Interview de Farad Khosrokavar.

Deux tiers de la population iranienne a aujourd’hui moins de 30 ans. Appelée aux urnes pour élire un nouveau président, la jeunesse de ce pays a été présentée ces derniers jours comme une génération virevoltante, prête à tout pour le changement. Mais au quotidien, l’histoire est moins romantique.

Le sociologue franco-iranien Farad Khosrokavar, directeur de recherche à l’Ecole des hautes études en sciences sociales (EHESS), décrit une jeunesse « divisée », « apathique », qui manque cruellement de relais dans la société. Il est le co-auteur du livre Avoir 20 ans au pays des ayatollahs (Robert Laffont, 2009).

Bakchich : On parle souvent d’un « Iran des villes », qui aspire à plus de libertés, et d’un « Iran des champs », plus conservateur. Observe-t-on le même phénomène chez les jeunes ?

Farad Khosrokavar : Pour moi, la jeunesse est très, très déchirée. Au moins deux tiers voudraient beaucoup plus de libertés sur le plan sexuel, des moeurs, de l’expression politique, mais tout le monde ne partage pas cette opinion. Et même ceux qui souhaitent ces changements ne sont pas toujours conscients des implications.

Ce qui se passe dans les grandes villes, comme Téhéran, ne doit pas être généralisé aux petites villes de provinces, souvent traditionnelles. La jeunesse traditionaliste de Qom, ou de Mashad (villes saintes chiites, ndlr) pense par exemple que la modernisation a entraîné beaucoup plus de destructions, de déstructuration, et qu’elle s’est accompagnée d’une économie débridée, inflationniste.

Certains sont politiquement réformistes, mais culturellement conservateurs. Ils sont politiquement pour l’ouverture, et culturellement pour un système aussi conservateur, sinon davantage que celui qui existe. On peut être anti-clérical et conservateur, ce qui n’est pas contradictoire. On peut être anticlérical dans le sens où on est anti-théocratique, c’est-à-dire contre le fait que les mollahs soient au sommet de l’Etat.
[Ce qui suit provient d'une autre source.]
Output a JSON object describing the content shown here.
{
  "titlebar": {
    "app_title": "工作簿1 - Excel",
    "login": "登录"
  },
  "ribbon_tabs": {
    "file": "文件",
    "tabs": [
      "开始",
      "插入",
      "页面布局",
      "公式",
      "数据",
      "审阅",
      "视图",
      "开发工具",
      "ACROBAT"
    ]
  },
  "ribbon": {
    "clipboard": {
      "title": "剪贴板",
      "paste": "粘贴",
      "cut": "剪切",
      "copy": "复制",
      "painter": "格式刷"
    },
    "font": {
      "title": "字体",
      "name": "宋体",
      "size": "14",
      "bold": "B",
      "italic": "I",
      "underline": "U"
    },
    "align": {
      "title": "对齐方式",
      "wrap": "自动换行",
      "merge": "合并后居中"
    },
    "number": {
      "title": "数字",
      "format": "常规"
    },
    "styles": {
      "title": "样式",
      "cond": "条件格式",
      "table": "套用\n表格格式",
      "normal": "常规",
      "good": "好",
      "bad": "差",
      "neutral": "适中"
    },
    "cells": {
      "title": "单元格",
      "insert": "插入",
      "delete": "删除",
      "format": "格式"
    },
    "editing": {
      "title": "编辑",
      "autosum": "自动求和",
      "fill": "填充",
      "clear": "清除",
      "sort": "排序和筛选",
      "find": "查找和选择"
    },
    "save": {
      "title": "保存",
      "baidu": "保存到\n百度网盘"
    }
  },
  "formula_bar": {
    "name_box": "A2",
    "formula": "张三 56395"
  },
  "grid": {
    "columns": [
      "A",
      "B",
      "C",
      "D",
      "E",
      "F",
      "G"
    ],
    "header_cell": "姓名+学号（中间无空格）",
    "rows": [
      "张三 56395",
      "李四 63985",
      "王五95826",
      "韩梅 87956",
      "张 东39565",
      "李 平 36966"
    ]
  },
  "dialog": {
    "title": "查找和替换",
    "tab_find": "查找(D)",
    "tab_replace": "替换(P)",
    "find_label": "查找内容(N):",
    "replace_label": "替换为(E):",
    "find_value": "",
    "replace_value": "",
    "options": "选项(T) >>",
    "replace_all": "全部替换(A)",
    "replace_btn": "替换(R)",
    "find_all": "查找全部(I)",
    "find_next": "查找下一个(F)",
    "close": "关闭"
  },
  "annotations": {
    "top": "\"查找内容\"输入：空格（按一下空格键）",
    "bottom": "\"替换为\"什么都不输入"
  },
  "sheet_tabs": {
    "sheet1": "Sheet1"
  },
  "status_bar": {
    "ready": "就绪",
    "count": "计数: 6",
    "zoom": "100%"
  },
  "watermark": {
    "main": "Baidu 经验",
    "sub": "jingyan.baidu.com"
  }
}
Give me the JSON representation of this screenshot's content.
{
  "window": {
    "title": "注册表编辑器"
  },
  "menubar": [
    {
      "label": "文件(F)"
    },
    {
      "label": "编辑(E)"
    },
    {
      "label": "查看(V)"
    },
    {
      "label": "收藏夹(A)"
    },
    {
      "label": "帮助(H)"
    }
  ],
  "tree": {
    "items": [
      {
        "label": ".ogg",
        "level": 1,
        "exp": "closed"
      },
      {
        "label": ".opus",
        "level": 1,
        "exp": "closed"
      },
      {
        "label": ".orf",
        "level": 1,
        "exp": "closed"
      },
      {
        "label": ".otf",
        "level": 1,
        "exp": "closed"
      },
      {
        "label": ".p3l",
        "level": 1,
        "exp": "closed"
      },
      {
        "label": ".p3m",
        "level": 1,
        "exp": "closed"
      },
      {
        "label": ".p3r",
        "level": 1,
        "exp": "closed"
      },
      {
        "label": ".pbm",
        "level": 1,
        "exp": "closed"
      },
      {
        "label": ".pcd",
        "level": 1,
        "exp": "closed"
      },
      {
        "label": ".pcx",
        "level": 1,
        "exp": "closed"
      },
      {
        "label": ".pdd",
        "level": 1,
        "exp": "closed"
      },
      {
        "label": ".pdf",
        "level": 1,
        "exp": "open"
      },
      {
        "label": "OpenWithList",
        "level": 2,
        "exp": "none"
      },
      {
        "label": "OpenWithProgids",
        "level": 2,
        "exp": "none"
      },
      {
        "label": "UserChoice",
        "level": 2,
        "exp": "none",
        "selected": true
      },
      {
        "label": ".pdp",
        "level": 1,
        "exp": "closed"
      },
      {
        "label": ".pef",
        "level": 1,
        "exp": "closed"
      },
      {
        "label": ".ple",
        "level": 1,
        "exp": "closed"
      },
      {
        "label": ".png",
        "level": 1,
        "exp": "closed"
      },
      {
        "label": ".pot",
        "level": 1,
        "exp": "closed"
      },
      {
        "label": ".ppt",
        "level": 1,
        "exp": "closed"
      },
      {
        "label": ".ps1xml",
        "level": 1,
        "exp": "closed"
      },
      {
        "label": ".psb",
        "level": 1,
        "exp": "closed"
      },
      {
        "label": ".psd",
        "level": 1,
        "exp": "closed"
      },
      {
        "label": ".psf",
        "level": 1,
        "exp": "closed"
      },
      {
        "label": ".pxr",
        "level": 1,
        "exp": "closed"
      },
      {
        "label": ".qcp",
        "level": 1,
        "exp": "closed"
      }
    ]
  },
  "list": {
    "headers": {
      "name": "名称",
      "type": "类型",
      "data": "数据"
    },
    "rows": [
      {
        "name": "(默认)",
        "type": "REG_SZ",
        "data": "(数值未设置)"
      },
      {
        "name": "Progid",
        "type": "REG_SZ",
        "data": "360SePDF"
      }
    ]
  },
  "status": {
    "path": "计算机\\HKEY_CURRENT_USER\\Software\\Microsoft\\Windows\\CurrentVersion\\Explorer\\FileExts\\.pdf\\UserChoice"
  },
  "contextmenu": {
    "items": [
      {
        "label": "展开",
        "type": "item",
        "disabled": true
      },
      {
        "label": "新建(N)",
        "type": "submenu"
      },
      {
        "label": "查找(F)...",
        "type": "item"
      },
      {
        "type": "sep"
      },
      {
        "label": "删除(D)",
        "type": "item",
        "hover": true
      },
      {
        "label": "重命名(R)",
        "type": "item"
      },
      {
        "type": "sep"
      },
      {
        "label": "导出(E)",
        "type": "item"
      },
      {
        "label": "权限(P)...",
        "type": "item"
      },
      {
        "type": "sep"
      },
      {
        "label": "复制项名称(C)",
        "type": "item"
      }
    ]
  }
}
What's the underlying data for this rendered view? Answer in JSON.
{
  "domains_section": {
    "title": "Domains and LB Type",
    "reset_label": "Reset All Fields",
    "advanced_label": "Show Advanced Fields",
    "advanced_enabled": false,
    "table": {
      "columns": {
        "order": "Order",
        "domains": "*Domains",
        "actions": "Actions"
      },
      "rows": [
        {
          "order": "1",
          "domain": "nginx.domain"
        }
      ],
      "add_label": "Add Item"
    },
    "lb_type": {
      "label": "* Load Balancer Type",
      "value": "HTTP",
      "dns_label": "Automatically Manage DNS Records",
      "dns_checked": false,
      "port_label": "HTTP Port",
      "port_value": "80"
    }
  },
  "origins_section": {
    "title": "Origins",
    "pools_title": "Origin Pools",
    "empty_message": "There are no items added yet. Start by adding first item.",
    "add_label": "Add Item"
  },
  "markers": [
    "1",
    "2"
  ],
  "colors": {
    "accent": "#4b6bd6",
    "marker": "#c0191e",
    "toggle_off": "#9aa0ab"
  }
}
Bakchich : Ce déchirement se retrouve aussi dans leur mode de vie. Les jeunes de Téhéran transgressent beaucoup d’interdits…

Farad Khosrokavar : L’Iran est une théocratie politique qui peut devenir très répressive si elle se sent menacée. Mais elle lâche du lest. Au niveau de la vie quotidienne, dans les grandes villes, les jeunes ont un niveau de liberté qui n’a rien à voir avec les restrictions d’ordre légal. Si vous allez par exemple à Téhéran, vous pouvez voir que les jeunes transgressent dans les parcs, sous les arbres, à la tombée de la nuit, dans la montagne, au cinéma. (Légalement, une fille et un garçon ne peuvent pas s’afficher en public s’ils ne sont pas mariés, sous peine d’être arrêtés, ndlr). Il y a une sorte de modus vivendi entre les jeunes et le pouvoir : « Ne touchez pas à notre vie quotidienne et nous on ne conteste pas politiquement ». C’est une forme d’individualisme. J’ai appelé cela « le divorce à l’iranienne » : c’est à dire que les jeunes détestent cet Etat, alors ils se défoulent dans l’espace privé. Et cet Etat n’arrive pas à les maîtriser, à leur interdire cet espace privé.

Bakchich : La contestation commence donc à l’échelle de l’individu. Mais existe-t-il des mouvements de protestation collectifs ?

Farad Khosrokavar : L’écrasante majorité des jeunes est aujourd’hui apathique, et peu engagée. La raison est simple : il y a eu deux échecs successifs, celui de la Révolution islamique (1979, ndlr), où la mobilisation des jeunes avait été importante, et l’échec de l’époque réformiste avec Khatami (1997-2005, ndlr), car là encore les jeunes s’étaient mobilisés et les résultats n’avaient pas été à la hauteur. Ils ont fait beaucoup de choses pour lui et le résultat a été une ouverture culturelle provisoire, pas une véritable ouverture politique. Cet échec, qui a beaucoup marqué la jeunesse iranienne, peut être comparé à celui de Mai 68 en France.

Parallèlement, il y a une absence de relais dans la société. Et c’est précisément parce qu’il n’y a aucune structure politique, aucune organisation syndicale ou autre, que les Iraniens se trouvent dans une certaine apathie. Alors, il y a des jeunes qui manifestent leur réprobation en quittant le pays et d’autres qui trouvent un moyen d’aménager un espace privé, où ils se donnent toutes les libertés qu’on leur dénie dans l’espace public.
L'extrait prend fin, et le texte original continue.